Stratejik Bir Zorunluluk Olarak Satıcı Güvenliği
Tedarik zinciri saldırıları giderek daha sık hale geliyor ve karmaşıklığı artıyor; bu da çoğu güvenlik programının stratejisini ve odağını değiştirmesini gerektiriyor. Operasyonların bir parçası veya tedarik zincirinizin bir unsuru olarak bir üçüncü taraftan yararlanmak bir işletmenin yürütme kabiliyetini hızlandırabileceği gibi, bu tedarik zincirlerine yapılan saldırılar da iş operasyonlarını zayıflatabilir ve kritik altyapımızın sürdürülebilirliğini tehlikeye atabilir. Sağlık Hizmetleri ihlalini değiştirin bu yılın başlarında. Üçüncü taraflar ve satıcılar modern iş operasyonları için hayati öneme sahiptir ancak aynı zamanda önemli risk ve risklere de neden olurlar. Kuruluşların yarısından fazlası (%56) üçüncü tarafların dahil olduğu ihlalleri bildiriyor ve bu da sorunun mevcut ortamımızdaki büyüklüğünü vurguluyor.

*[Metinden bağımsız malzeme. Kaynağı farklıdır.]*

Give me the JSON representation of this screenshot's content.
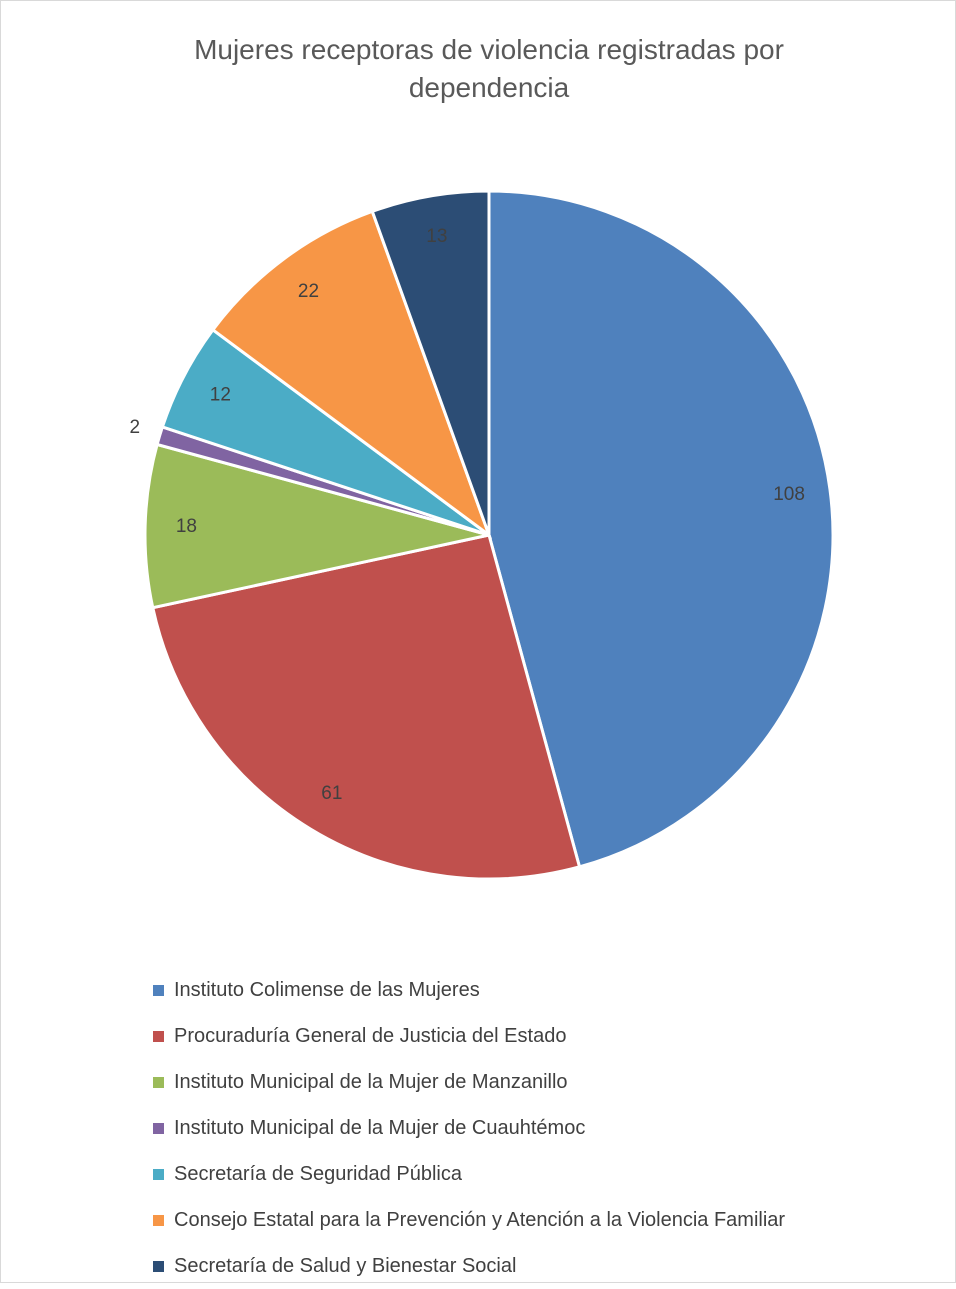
{
  "chart_data": {
    "type": "pie",
    "title": "Mujeres receptoras de violencia registradas por dependencia",
    "categories": [
      "Instituto Colimense de las Mujeres",
      "Procuraduría General de Justicia del Estado",
      "Instituto Municipal de la Mujer de Manzanillo",
      "Instituto Municipal de la Mujer de Cuauhtémoc",
      "Secretaría de Seguridad Pública",
      "Consejo Estatal para la Prevención y Atención a la Violencia Familiar",
      "Secretaría de Salud y Bienestar Social"
    ],
    "values": [
      108,
      61,
      18,
      2,
      12,
      22,
      13
    ],
    "colors": [
      "#4f81bd",
      "#c0504d",
      "#9bbb59",
      "#8064a2",
      "#4bacc6",
      "#f79646",
      "#2c4d75"
    ],
    "legend_position": "bottom",
    "data_labels": [
      "108",
      "61",
      "18",
      "2",
      "12",
      "22",
      "13"
    ]
  }
}
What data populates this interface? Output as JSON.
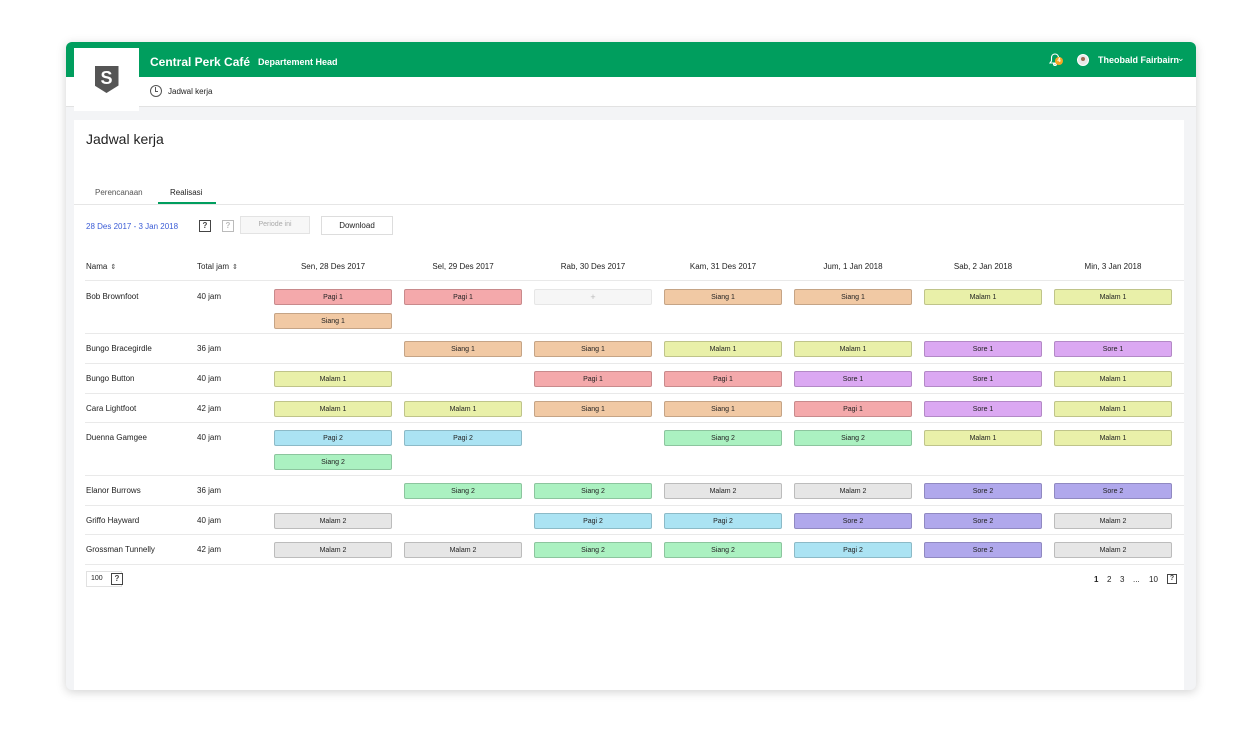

Tedarik zinciri tehditlerine hazırlanmak için kuruluşlar, satıcı ve uzaktan erişimi güvence altına alma çabalarını yoğunlaştırıyor. Kuruluşlar tedarikçi birleştirmeye ve tedarikçi erişimini denetleyen, kimlik bilgisi yönetimini otomatikleştiren ve etkileşimleri güvenli hale getirmek ve veri ihlallerini önlemek için sıkı erişim kontrolleri uygulayan çözümler uygulamaya odaklanıyor.
2025’e yaklaşırken, siber güvenlik önlemlerinin modern, dinamik çalışma ortamlarının taleplerini karşılayacak şekilde gelişmesini sağlamak kuruluşlar için hayati önem taşıyor. Bu, teknolojilerin hem ön saflarda çalışanlar hem de kurumsal güvenlik açısından etkili olmasını garanti edecektir.